ルビオ国務長官はSNS「X」でも新政策を発表し、「長年にわたり、アメリカ人は言論の自由を行使したことで外国当局から罰金、嫌がらせ、さらには訴追を受けてきた」と指摘。「本日、アメリカ人の検閲に関与した外国官員とその関係者に適用される新たなビザ制限政策を発表する。言論の自由はアメリカのライフスタイルの核心であり、外国政府が干渉する権利はない」と強調した。
さらに、「アメリカ人の権利を侵害する外国人がアメリカを訪れる特権を享受すべきではない。ラテンアメリカ、ヨーロッパ、その他いずれの地域であっても、アメリカ人の権利を侵害する行為に対し、アメリカが消極的に対応する時代は終わった」と述べ、今後は厳格に対応する姿勢を示した。
この声明の直前、アメリカ国務省はブラジル最高裁判所のアレクサンドレ・デ・モライス判事に対し制裁を科した。これは、X(旧Twitter)社のイーロン・マスク氏が、いわゆる右翼の「偽情報」の検閲を拒否したことを理由に、モライス判事がブラジル国民のXへのアクセスを遮断したことが背景にある。

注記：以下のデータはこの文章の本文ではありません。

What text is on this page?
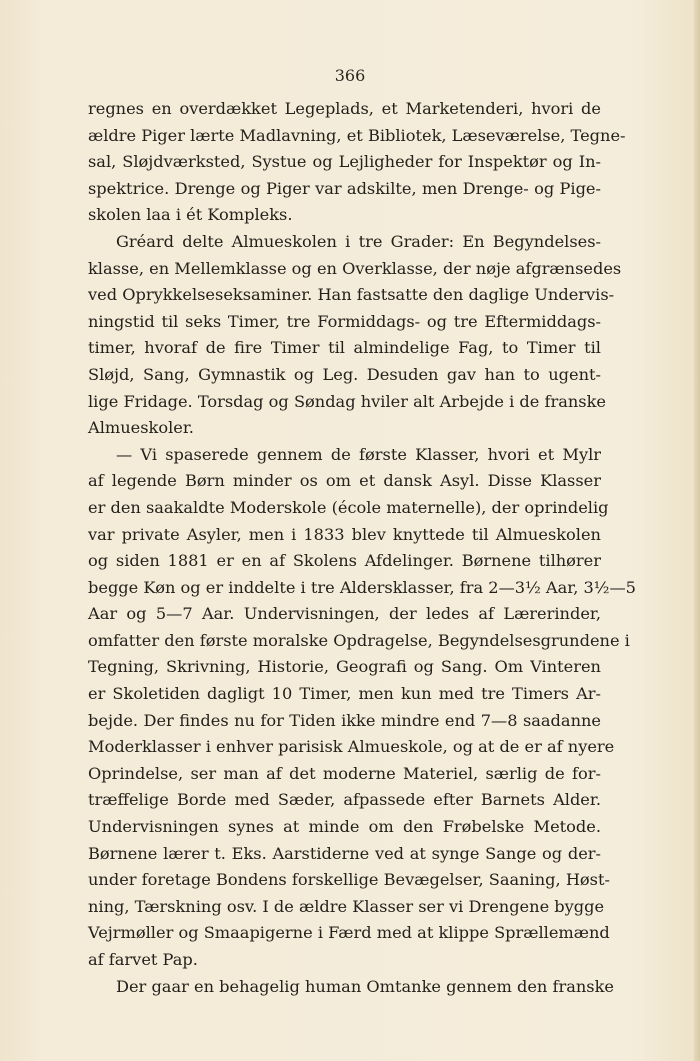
366
regnes en overdækket Legeplads, et Marketenderi, hvori de
ældre Piger lærte Madlavning, et Bibliotek, Læseværelse, Tegne-
sal, Sløjdværksted, Systue og Lejligheder for Inspektør og In-
spektrice. Drenge og Piger var adskilte, men Drenge- og Pige-
skolen laa i ét Kompleks.
Gréard delte Almueskolen i tre Grader: En Begyndelses-
klasse, en Mellemklasse og en Overklasse, der nøje afgrænsedes
ved Oprykkelseseksaminer. Han fastsatte den daglige Undervis-
ningstid til seks Timer, tre Formiddags- og tre Eftermiddags-
timer, hvoraf de fire Timer til almindelige Fag, to Timer til
Sløjd, Sang, Gymnastik og Leg. Desuden gav han to ugent-
lige Fridage. Torsdag og Søndag hviler alt Arbejde i de franske
Almueskoler.
— Vi spaserede gennem de første Klasser, hvori et Mylr
af legende Børn minder os om et dansk Asyl. Disse Klasser
er den saakaldte Moderskole (école maternelle), der oprindelig
var private Asyler, men i 1833 blev knyttede til Almueskolen
og siden 1881 er en af Skolens Afdelinger. Børnene tilhører
begge Køn og er inddelte i tre Aldersklasser, fra 2—3½ Aar, 3½—5
Aar og 5—7 Aar. Undervisningen, der ledes af Lærerinder,
omfatter den første moralske Opdragelse, Begyndelsesgrundene i
Tegning, Skrivning, Historie, Geografi og Sang. Om Vinteren
er Skoletiden dagligt 10 Timer, men kun med tre Timers Ar-
bejde. Der findes nu for Tiden ikke mindre end 7—8 saadanne
Moderklasser i enhver parisisk Almueskole, og at de er af nyere
Oprindelse, ser man af det moderne Materiel, særlig de for-
træffelige Borde med Sæder, afpassede efter Barnets Alder.
Undervisningen synes at minde om den Frøbelske Metode.
Børnene lærer t. Eks. Aarstiderne ved at synge Sange og der-
under foretage Bondens forskellige Bevægelser, Saaning, Høst-
ning, Tærskning osv. I de ældre Klasser ser vi Drengene bygge
Vejrmøller og Smaapigerne i Færd med at klippe Sprællemænd
af farvet Pap.
Der gaar en behagelig human Omtanke gennem den franske
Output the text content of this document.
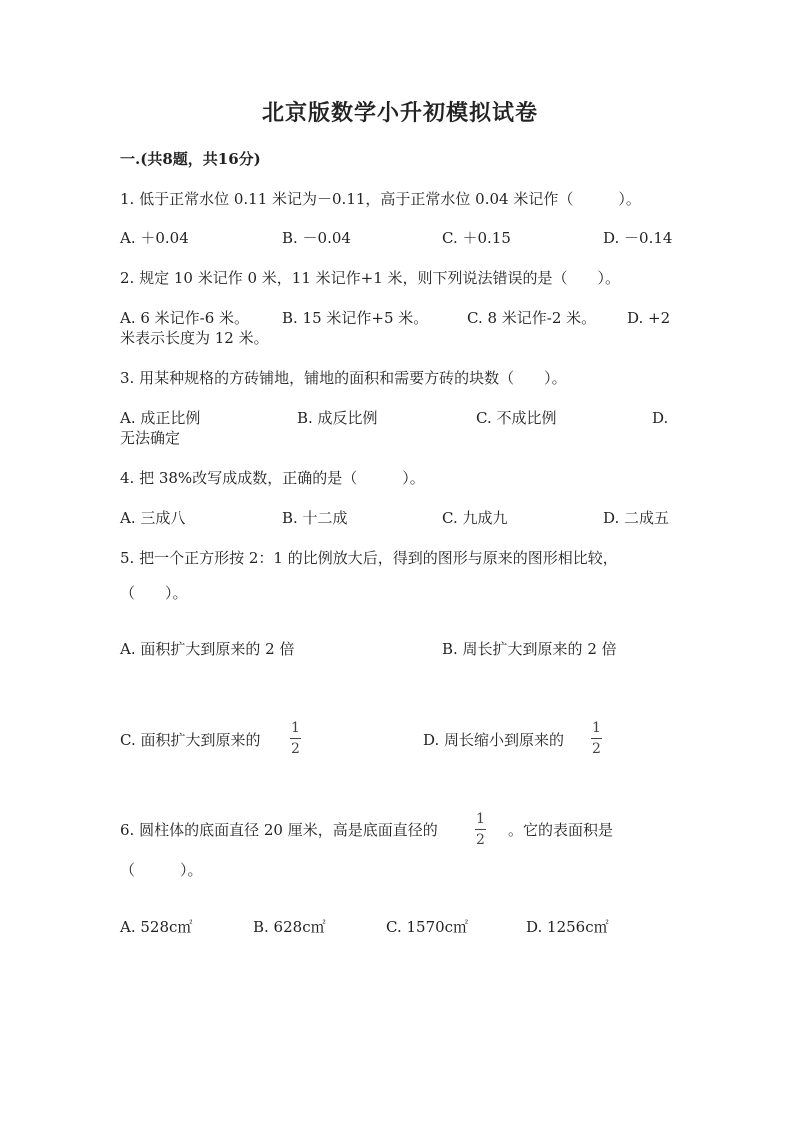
北京版数学小升初模拟试卷
一.(共8题，共16分)
1. 低于正常水位 0.11 米记为－0.11，高于正常水位 0.04 米记作（　　　）。
A. ＋0.04	B. －0.04	C. ＋0.15	D. －0.14
2. 规定 10 米记作 0 米，11 米记作+1 米，则下列说法错误的是（　　）。
A. 6 米记作-6 米。 B. 15 米记作+5 米。	C. 8 米记作-2 米。 D. +2
米表示长度为 12 米。
3. 用某种规格的方砖铺地，铺地的面积和需要方砖的块数（　　）。
A. 成正比例	B. 成反比例	C. 不成比例	D.
无法确定
4. 把 38%改写成成数，正确的是（　　　）。
A. 三成八	B. 十二成	C. 九成九	D. 二成五
5. 把一个正方形按 2：1 的比例放大后，得到的图形与原来的图形相比较，
（　　）。
A. 面积扩大到原来的 2 倍	B. 周长扩大到原来的 2 倍
C. 面积扩大到原来的
1
2	D. 周长缩小到原来的
1
2
6. 圆柱体的底面直径 20 厘米，高是底面直径的
1
2
。它的表面积是
（　　　）。
A. 528c㎡	B. 628c㎡	C. 1570c㎡	D. 1256c㎡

また、今週は国務省の担当者がフランスを訪れ、マリーヌ・ルペン氏の大統領選挙出馬禁止決定について懸念を表明した。さらにアイルランドにも赴き、欧州連合(EU)の「デジタルサービス法」について、同法がEU官員によるアメリカSNS企業とその利用者への検閲を許可している点に反対の意を示した。
アメリカ政府は今後、国内外を問わずアメリカ人の言論の自由を侵害する行為に対し、より厳格な措置を講じる方針を明確にした形だ。